Aside from the instance classification problem of this particular specimen, the question arises if it would it be up to
a) Google to work on their technology so as to be able to get the answer for me?
b) Entomologists to develop their domain ontology about insects and link it to some database with pictures and additional textual information to have indeed a properly searchable knowledge base?
c) Volunteer labour, like me having taken pictures and annotated each one with the physical characteristics, location, time of observation, etc. and categorise it as “bug” or “insect” or “insekt” or “insetto” to eventually have a grass-roots bugbase (that likely will have some imperfections with gaps in data fields and sloppy terminology)?
d) Everyone to buy insect books?
e) …?
Shelving option d, I am explicitly looking for a computational option, i.e., a, b, c, or e. I prefer a web-accessible version of option b, which can be done with scalable Semantic Web technologies; one only needs to find the money, time, and people to realise it.

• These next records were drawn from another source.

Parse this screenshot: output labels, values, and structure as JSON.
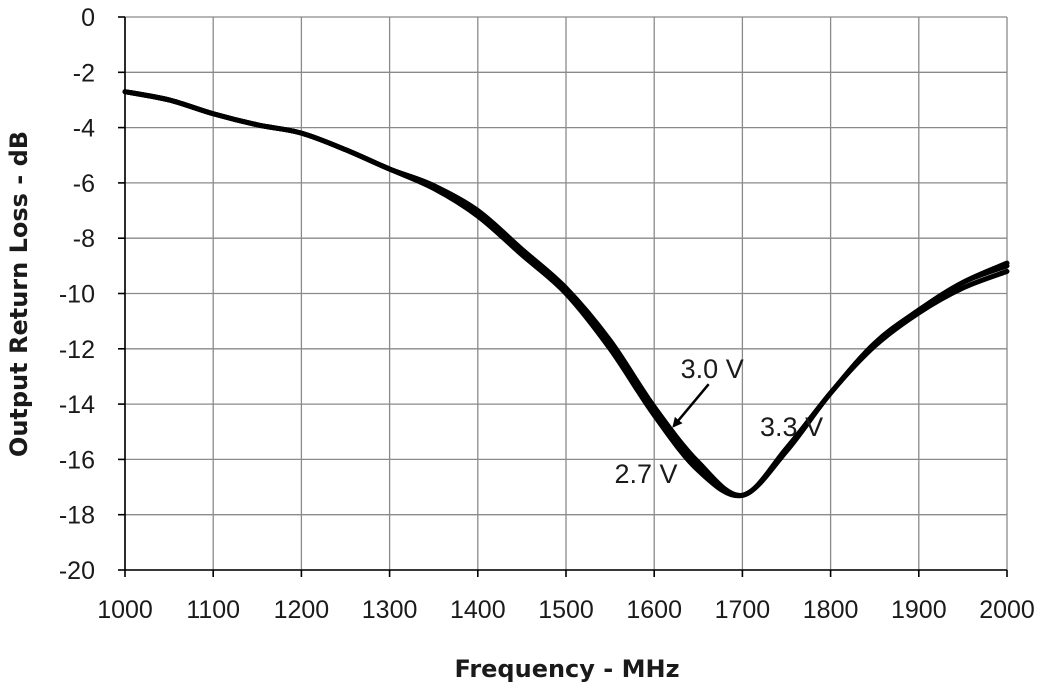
{
  "chart_data": {
    "type": "line",
    "title": "",
    "xlabel": "Frequency - MHz",
    "ylabel": "Output Return Loss - dB",
    "xlim": [
      1000,
      2000
    ],
    "ylim": [
      -20,
      0
    ],
    "x_ticks": [
      1000,
      1100,
      1200,
      1300,
      1400,
      1500,
      1600,
      1700,
      1800,
      1900,
      2000
    ],
    "y_ticks": [
      0,
      -2,
      -4,
      -6,
      -8,
      -10,
      -12,
      -14,
      -16,
      -18,
      -20
    ],
    "grid": true,
    "legend": "none",
    "line_color": "#000000",
    "x": [
      1000,
      1050,
      1100,
      1150,
      1200,
      1250,
      1300,
      1350,
      1400,
      1450,
      1500,
      1550,
      1600,
      1650,
      1700,
      1750,
      1800,
      1850,
      1900,
      1950,
      2000
    ],
    "series": [
      {
        "name": "2.7 V",
        "values": [
          -2.7,
          -3.0,
          -3.5,
          -3.9,
          -4.2,
          -4.8,
          -5.5,
          -6.2,
          -7.2,
          -8.6,
          -10.0,
          -12.0,
          -14.4,
          -16.4,
          -17.3,
          -15.7,
          -13.6,
          -11.9,
          -10.7,
          -9.8,
          -9.2
        ]
      },
      {
        "name": "3.0 V",
        "values": [
          -2.7,
          -3.0,
          -3.5,
          -3.9,
          -4.2,
          -4.8,
          -5.5,
          -6.1,
          -7.1,
          -8.5,
          -9.9,
          -11.8,
          -14.2,
          -16.2,
          -17.3,
          -15.6,
          -13.6,
          -11.8,
          -10.6,
          -9.6,
          -9.0
        ]
      },
      {
        "name": "3.3 V",
        "values": [
          -2.7,
          -3.0,
          -3.5,
          -3.9,
          -4.2,
          -4.8,
          -5.5,
          -6.1,
          -7.0,
          -8.4,
          -9.8,
          -11.7,
          -14.1,
          -16.1,
          -17.3,
          -15.6,
          -13.6,
          -11.8,
          -10.6,
          -9.6,
          -8.9
        ]
      }
    ],
    "annotations": [
      {
        "text": "3.0 V",
        "x": 1630,
        "y": -12.7,
        "arrow_to": [
          1622,
          -14.8
        ]
      },
      {
        "text": "3.3 V",
        "x": 1720,
        "y": -14.8
      },
      {
        "text": "2.7 V",
        "x": 1555,
        "y": -16.5
      }
    ]
  }
}
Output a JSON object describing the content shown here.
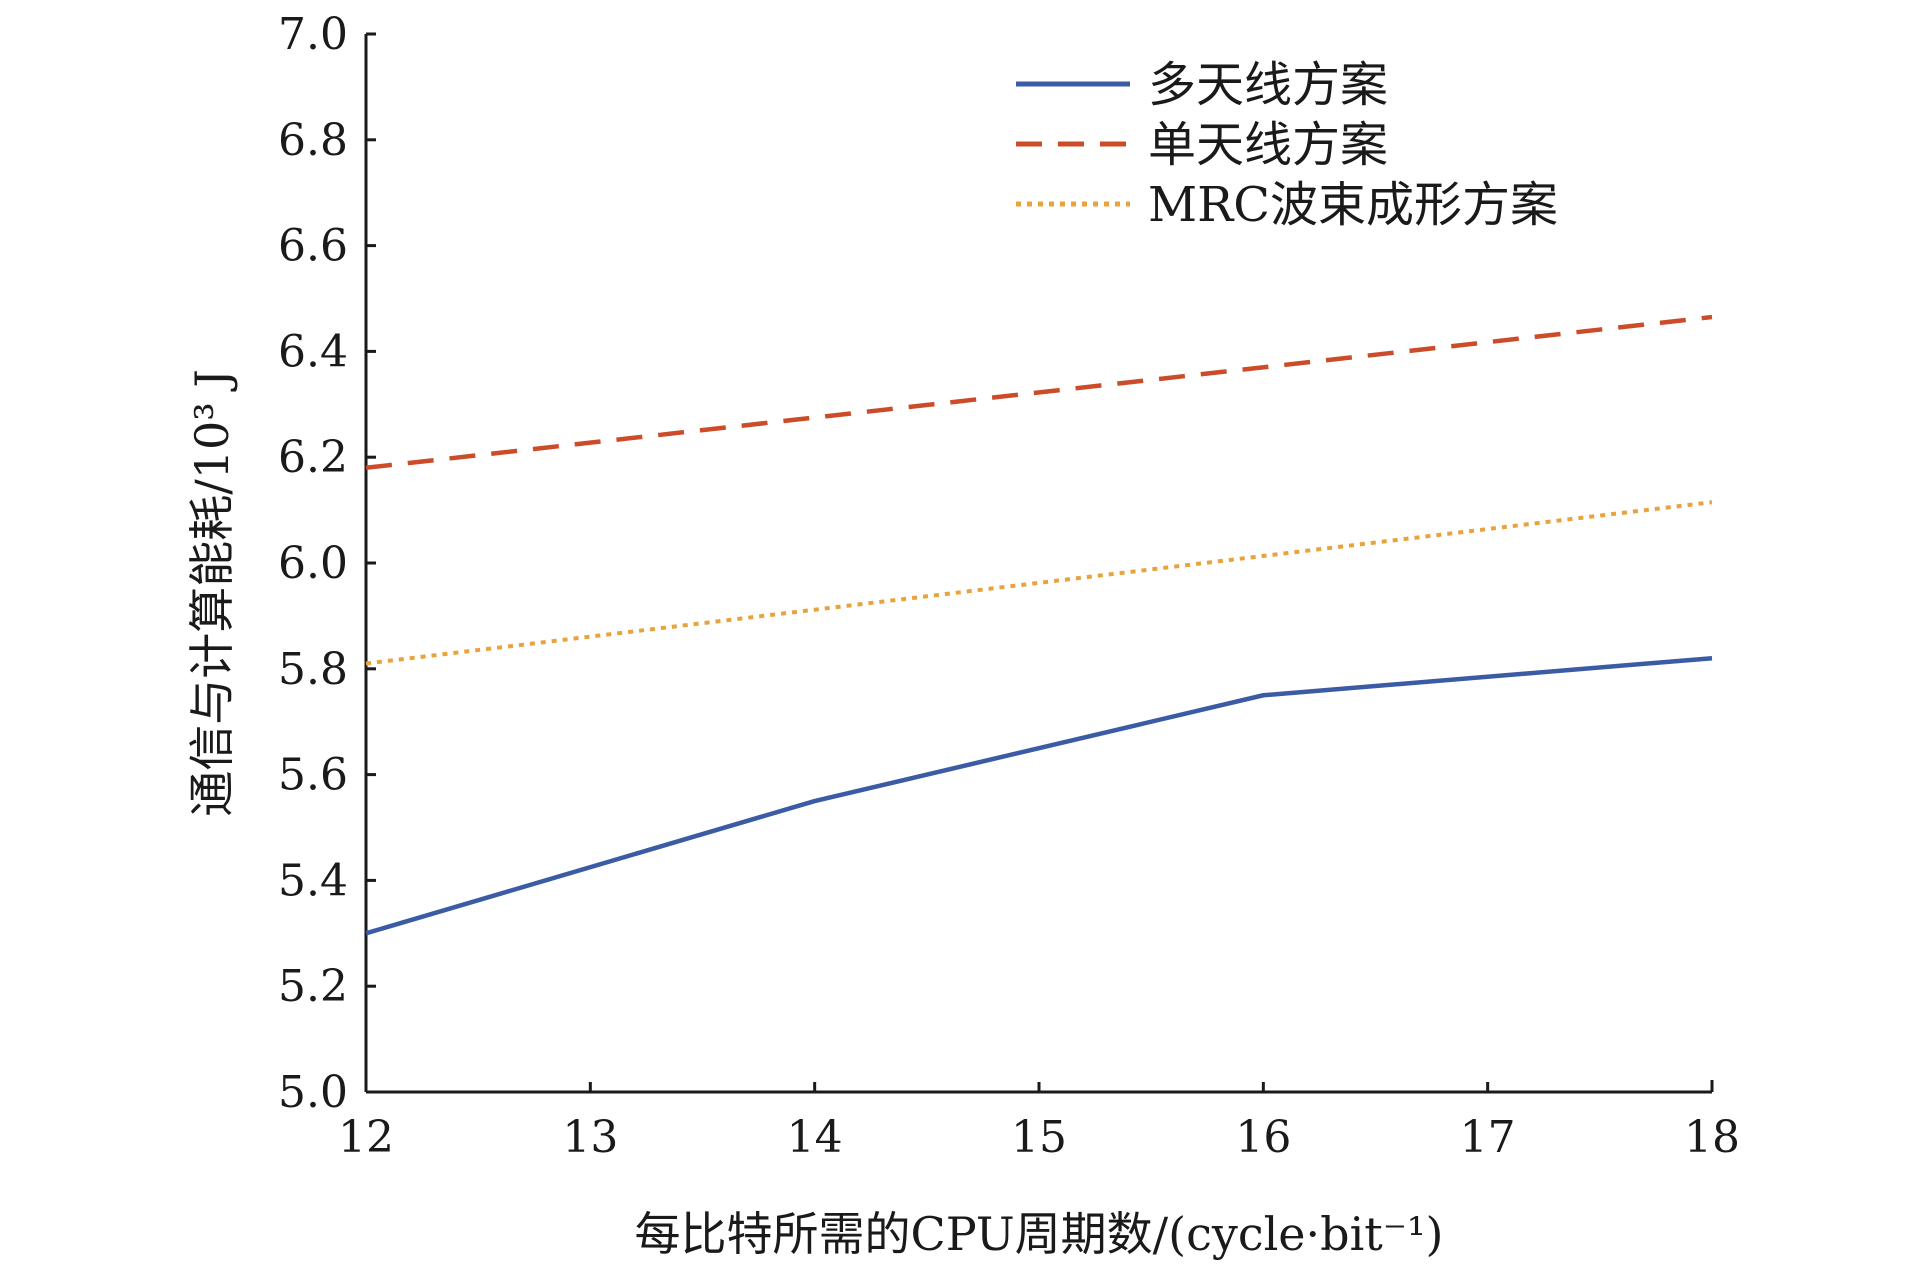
{
  "chart_data": {
    "type": "line",
    "title": "",
    "xlabel": "每比特所需的CPU周期数/(cycle·bit⁻¹)",
    "ylabel": "通信与计算能耗/10³ J",
    "xlim": [
      12,
      18
    ],
    "ylim": [
      5.0,
      7.0
    ],
    "x_ticks": [
      "12",
      "13",
      "14",
      "15",
      "16",
      "17",
      "18"
    ],
    "y_ticks": [
      "5.0",
      "5.2",
      "5.4",
      "5.6",
      "5.8",
      "6.0",
      "6.2",
      "6.4",
      "6.6",
      "6.8",
      "7.0"
    ],
    "grid": false,
    "legend_position": "top-right",
    "series": [
      {
        "name": "多天线方案",
        "color": "#3b5ba5",
        "style": "solid",
        "x": [
          12,
          14,
          16,
          18
        ],
        "y": [
          5.3,
          5.55,
          5.75,
          5.82
        ]
      },
      {
        "name": "单天线方案",
        "color": "#cc4c2a",
        "style": "dashed",
        "x": [
          12,
          18
        ],
        "y": [
          6.18,
          6.465
        ]
      },
      {
        "name": "MRC波束成形方案",
        "color": "#e8a33c",
        "style": "dotted",
        "x": [
          12,
          18
        ],
        "y": [
          5.81,
          6.115
        ]
      }
    ]
  }
}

Although I gave the example here with insects, the same story can be made for birds, worms, and so forth. When such searchable knowledge bases exist, it will not only save time for many lay people looking up the information and learning more about the flora and fauna around them, but I can imagine it will also make research a lot easier for interdisciplinary scientists who have to forage into knowledge of insects [/birds/worms/etc] as well as the entomologists [/ornithologists/nematologists/etc.] themselves.
References
[1] Alon Halevy, Peter Norvig, and Fernando Pereira. The unreasonable effectiveness of data. IEEE Intelligent Systems, March/April 2009, 8-12.